The above depicts the Voaltality and Range Expansion Nifty has witnessed in past 17 Budget session.Just by going at the sheer number its looks mind boggling. So Stop Losses are must for traders on Budget day. Traders who are weak heart and cannot digest the bout of volatility you are going to witness just stay away from market.
So Following Option Strategy can be used to play the Budget day:
A long straddle is the best of both worlds, since the Call Options gives you profit if Nifty goes up and the Put Options gives you Profit if Nifty goes down at a particular strike price . But those rights don’t come cheap, because as the Budget day come nearer Implied Volatility of Nifty Options will rise which in turn will increase the price of Options. As soon as the event is over the IV will come down drastically and there will be huge fall in Option Premium.

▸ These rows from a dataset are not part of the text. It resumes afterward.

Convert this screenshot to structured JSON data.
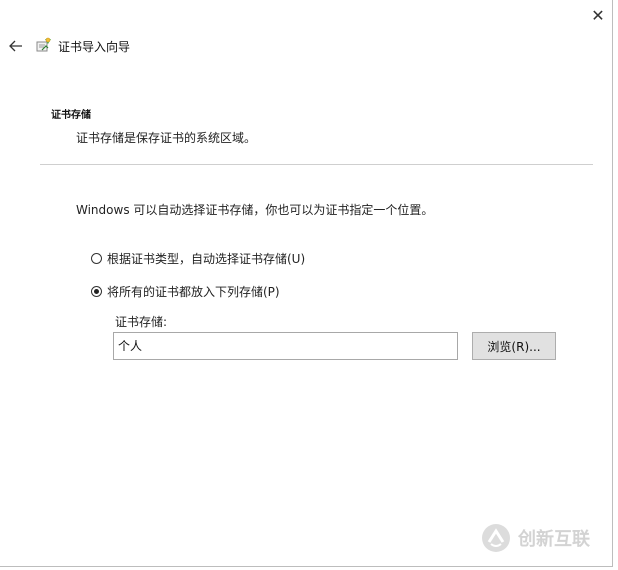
{
  "window": {
    "title": "证书导入向导",
    "close_glyph": "✕"
  },
  "section": {
    "heading": "证书存储",
    "description": "证书存储是保存证书的系统区域。"
  },
  "intro": "Windows 可以自动选择证书存储，你也可以为证书指定一个位置。",
  "options": [
    {
      "label": "根据证书类型，自动选择证书存储(U)",
      "selected": false
    },
    {
      "label": "将所有的证书都放入下列存储(P)",
      "selected": true
    }
  ],
  "store": {
    "label": "证书存储:",
    "value": "个人",
    "browse_label": "浏览(R)..."
  },
  "watermark": {
    "text": "创新互联"
  },
  "icons": {
    "back": "arrow-left-icon",
    "wizard": "certificate-icon",
    "close": "close-icon"
  }
}
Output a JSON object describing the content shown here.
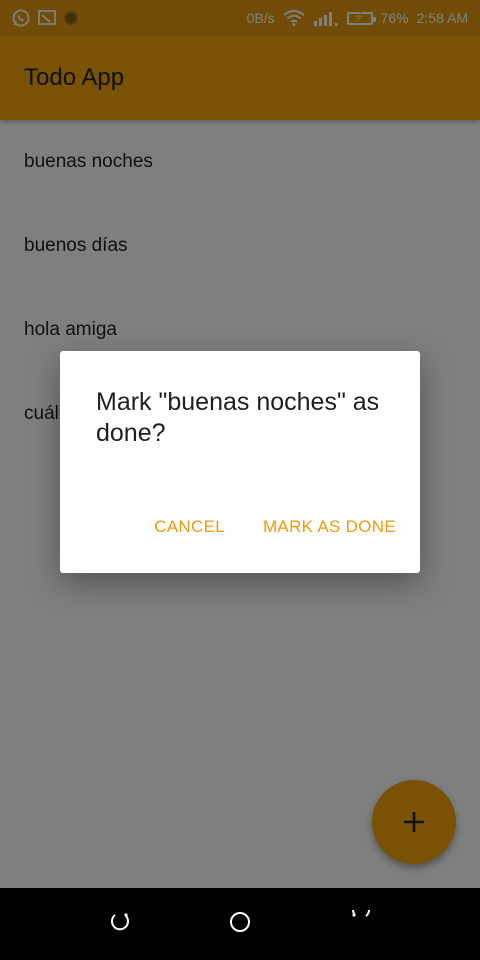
{
  "status_bar": {
    "net_speed": "0B/s",
    "battery_percent": "76%",
    "time": "2:58 AM",
    "icons": [
      "whatsapp-icon",
      "cast-icon",
      "app-icon",
      "wifi-icon",
      "signal-icon",
      "battery-charging-icon"
    ]
  },
  "app_bar": {
    "title": "Todo App"
  },
  "todos": [
    {
      "text": "buenas noches"
    },
    {
      "text": "buenos días"
    },
    {
      "text": "hola amiga"
    },
    {
      "text": "cuál"
    }
  ],
  "fab": {
    "icon": "plus-icon"
  },
  "dialog": {
    "title": "Mark \"buenas noches\" as done?",
    "cancel_label": "CANCEL",
    "confirm_label": "MARK AS DONE"
  },
  "nav_bar": {
    "icons": [
      "back-icon",
      "home-icon",
      "recents-icon"
    ]
  },
  "colors": {
    "accent": "#f3a40d",
    "status_bar": "#e0990f",
    "button_text": "#f0990d",
    "nav_bar": "#000000"
  }
}
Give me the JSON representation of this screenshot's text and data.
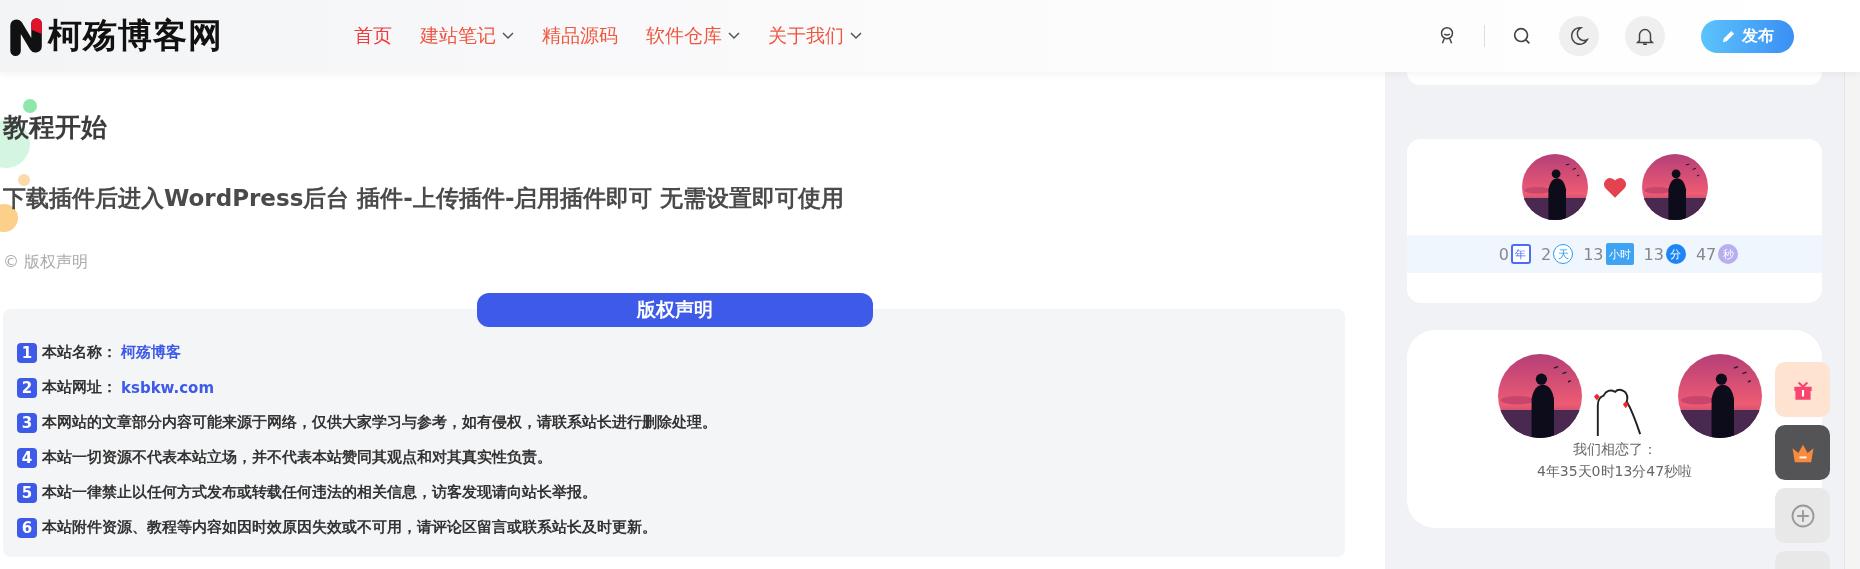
{
  "header": {
    "logo": "柯殇博客网",
    "nav": [
      {
        "label": "首页",
        "has_menu": false,
        "selected": true
      },
      {
        "label": "建站笔记",
        "has_menu": true,
        "selected": false
      },
      {
        "label": "精品源码",
        "has_menu": false,
        "selected": false
      },
      {
        "label": "软件仓库",
        "has_menu": true,
        "selected": false
      },
      {
        "label": "关于我们",
        "has_menu": true,
        "selected": false
      }
    ],
    "publish_button": "发布"
  },
  "article": {
    "heading": "教程开始",
    "subheading": "下载插件后进入WordPress后台 插件-上传插件-启用插件即可 无需设置即可使用",
    "copyright_link": "© 版权声明",
    "notice": {
      "title": "版权声明",
      "items": [
        {
          "number": "1",
          "label": "本站名称：",
          "value": "柯殇博客"
        },
        {
          "number": "2",
          "label": "本站网址：",
          "value": "ksbkw.com"
        },
        {
          "number": "3",
          "label": "本网站的文章部分内容可能来源于网络，仅供大家学习与参考，如有侵权，请联系站长进行删除处理。"
        },
        {
          "number": "4",
          "label": "本站一切资源不代表本站立场，并不代表本站赞同其观点和对其真实性负责。"
        },
        {
          "number": "5",
          "label": "本站一律禁止以任何方式发布或转载任何违法的相关信息，访客发现请向站长举报。"
        },
        {
          "number": "6",
          "label": "本站附件资源、教程等内容如因时效原因失效或不可用，请评论区留言或联系站长及时更新。"
        }
      ]
    }
  },
  "sidebar": {
    "timer": [
      {
        "value": "0",
        "unit": "年",
        "kind": "calendar",
        "color": "#4a6cf7"
      },
      {
        "value": "2",
        "unit": "天",
        "kind": "ring",
        "color": "#2a9cf5"
      },
      {
        "value": "13",
        "unit": "小时",
        "kind": "block",
        "color": "#3ea3f2"
      },
      {
        "value": "13",
        "unit": "分",
        "kind": "disc",
        "color": "#1d86f4"
      },
      {
        "value": "47",
        "unit": "秒",
        "kind": "disc",
        "color": "#b7aef0"
      }
    ],
    "love": {
      "caption": "我们相恋了：",
      "duration": "4年35天0时13分47秒啦"
    }
  }
}
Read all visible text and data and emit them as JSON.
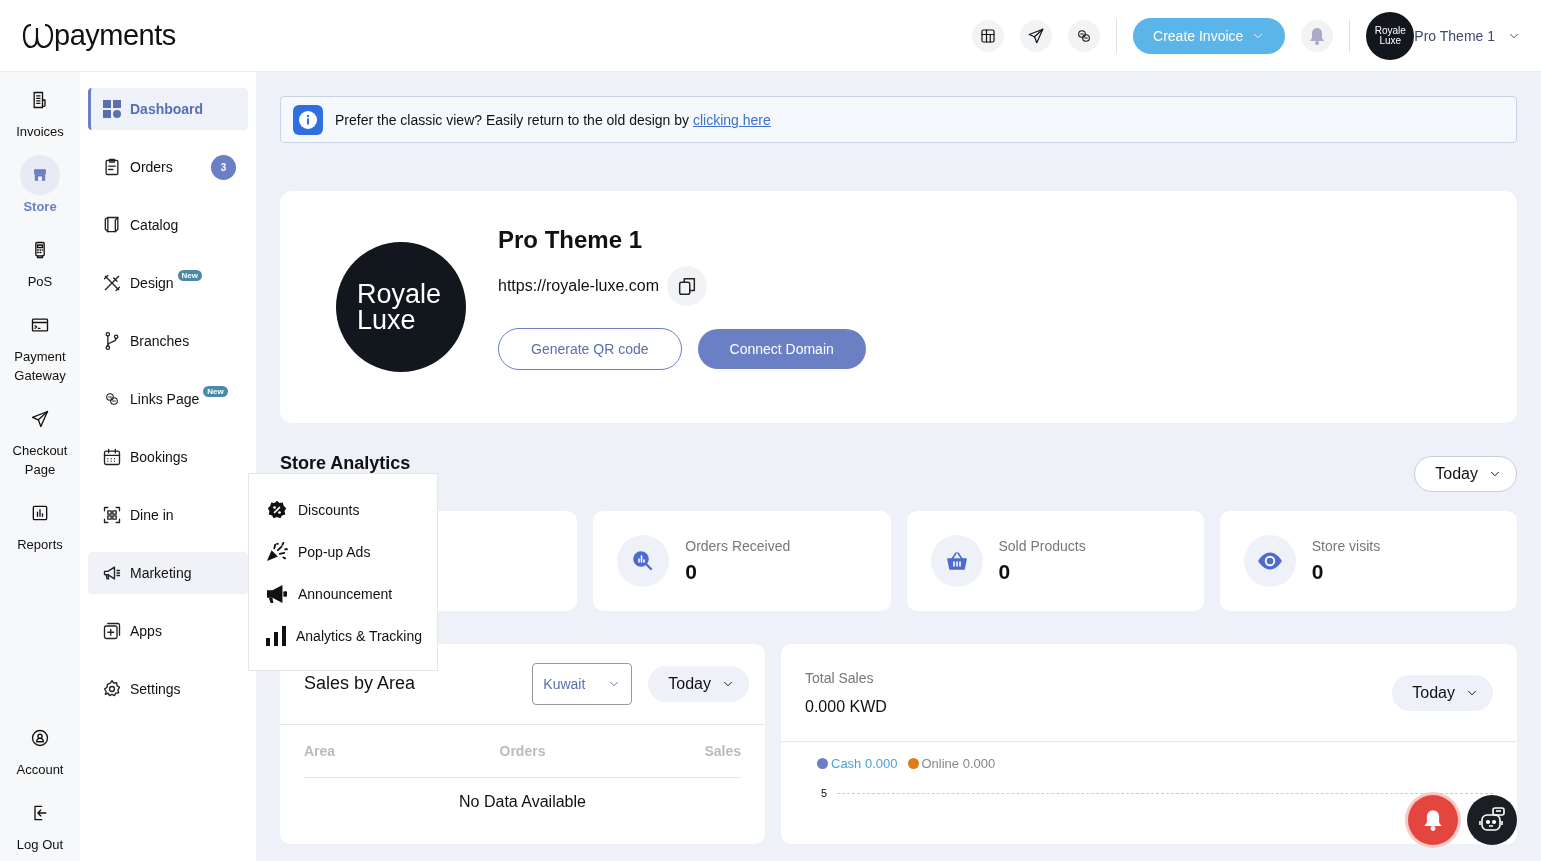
{
  "header": {
    "logo_text": "payments",
    "create_button": "Create Invoice",
    "profile": {
      "avatar_lines": [
        "Royale",
        "Luxe"
      ],
      "name": "Pro Theme 1"
    }
  },
  "rail": {
    "items": [
      {
        "kind": "invoices",
        "label": "Invoices",
        "selected": false
      },
      {
        "kind": "store",
        "label": "Store",
        "selected": true
      },
      {
        "kind": "pos",
        "label": "PoS",
        "selected": false
      },
      {
        "kind": "gateway",
        "label": "Payment Gateway",
        "selected": false
      },
      {
        "kind": "checkout",
        "label": "Checkout Page",
        "selected": false
      },
      {
        "kind": "reports",
        "label": "Reports",
        "selected": false
      }
    ],
    "bottom_items": [
      {
        "kind": "account",
        "label": "Account",
        "selected": false
      },
      {
        "kind": "logout",
        "label": "Log Out",
        "selected": false
      }
    ]
  },
  "sidebar": {
    "items": [
      {
        "kind": "dashboard",
        "label": "Dashboard",
        "selected": true,
        "expanded": false
      },
      {
        "kind": "orders",
        "label": "Orders",
        "badge": "3",
        "selected": false,
        "expanded": false
      },
      {
        "kind": "catalog",
        "label": "Catalog",
        "selected": false,
        "expanded": false
      },
      {
        "kind": "design",
        "label": "Design",
        "tag": "New",
        "selected": false,
        "expanded": false
      },
      {
        "kind": "branches",
        "label": "Branches",
        "selected": false,
        "expanded": false
      },
      {
        "kind": "links",
        "label": "Links Page",
        "tag": "New",
        "selected": false,
        "expanded": false
      },
      {
        "kind": "bookings",
        "label": "Bookings",
        "selected": false,
        "expanded": false
      },
      {
        "kind": "dinein",
        "label": "Dine in",
        "selected": false,
        "expanded": false
      },
      {
        "kind": "marketing",
        "label": "Marketing",
        "selected": false,
        "expanded": true,
        "submenu": [
          {
            "kind": "discounts",
            "label": "Discounts"
          },
          {
            "kind": "popup",
            "label": "Pop-up Ads"
          },
          {
            "kind": "announcement",
            "label": "Announcement"
          },
          {
            "kind": "analytics",
            "label": "Analytics & Tracking"
          }
        ]
      },
      {
        "kind": "apps",
        "label": "Apps",
        "selected": false,
        "expanded": false
      },
      {
        "kind": "settings",
        "label": "Settings",
        "selected": false,
        "expanded": false
      }
    ]
  },
  "notice": {
    "text": "Prefer the classic view? Easily return to the old design by",
    "link": "clicking here"
  },
  "store": {
    "logo_lines": [
      "Royale",
      "Luxe"
    ],
    "name": "Pro Theme 1",
    "url": "https://royale-luxe.com",
    "buttons": [
      {
        "kind": "outline",
        "label": "Generate QR code"
      },
      {
        "kind": "filled",
        "label": "Connect Domain"
      }
    ]
  },
  "analytics": {
    "title": "Store Analytics",
    "period": "Today",
    "cards": [
      {
        "kind": "blank"
      },
      {
        "kind": "orders",
        "label": "Orders Received",
        "value": "0"
      },
      {
        "kind": "products",
        "label": "Sold Products",
        "value": "0"
      },
      {
        "kind": "visits",
        "label": "Store visits",
        "value": "0"
      }
    ]
  },
  "sales_by_area": {
    "title": "Sales by Area",
    "region": "Kuwait",
    "period": "Today",
    "columns": [
      "Area",
      "Orders",
      "Sales"
    ],
    "empty_text": "No Data Available"
  },
  "total_sales": {
    "title": "Total Sales",
    "amount": "0.000 KWD",
    "period": "Today",
    "legend": [
      {
        "label": "Cash 0.000",
        "color": "#6b7fc4",
        "active": true
      },
      {
        "label": "Online 0.000",
        "color": "#e07b1a",
        "active": false
      }
    ],
    "axis_label": "5"
  }
}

The goal is to profit if the stock moves in either direction. Typically, a straddle will be constructed with the call and put at-the-money ie. Suppose Nifty is trading at 7600 so trader will eye on 7700 Call and 7700 Put . Buying both a call and a put increases the cost of your position, especially for a volatile stock. So you’ll need a fairly significant price swing just to break even.
By having long positions in both call and put options, straddles can achieve large profits no matter which way the underlying stock price heads, provided the move is strong enough.
- Price of Underlying – Strike Price of Long Call – Net Premium Paid
- Strike Price of Long Put – Price of Underlying – Net Premium Paid
- Max Loss = Net Premium Paid + Commissions Paid
- Max Loss Occurs When Price of Underlying = Strike Price of Long Call/Put
- Upper Breakeven Point = Strike Price of Long Call + Net Premium Paid
- Lower Breakeven Point = Strike Price of Long Put – Net Premium Paid
Lets discuss with an Example
Suppose Nifty is trading at 7640 . An options trader enters a long straddle by buying a July 7700 PE for Rs 120 and a July 7700 CE for Rs 160. The net debit for the trader is 280+ Commissions (120 +160 ), This is the maximum loss for the trader per lot. The position will be profitable if Nifty changes by more than 4% at expiry date.
Nifty is trading at 7300 on expiration in July , the July 7600 Call will expire worthless but the Julu 7600 Put expires in the money and has an intrinsic value of Rs 400 . Subtracting the initial debit of 280, the long straddle trader’s profit comes to Rs 120.
On expiration in July if Nifty is still trading at 7700, both the July 7000 put and the July 77 000call expire worthless and the long straddle trader suffers a maximum loss which is equal to the initial debit of Rs 280 taken to enter the trade.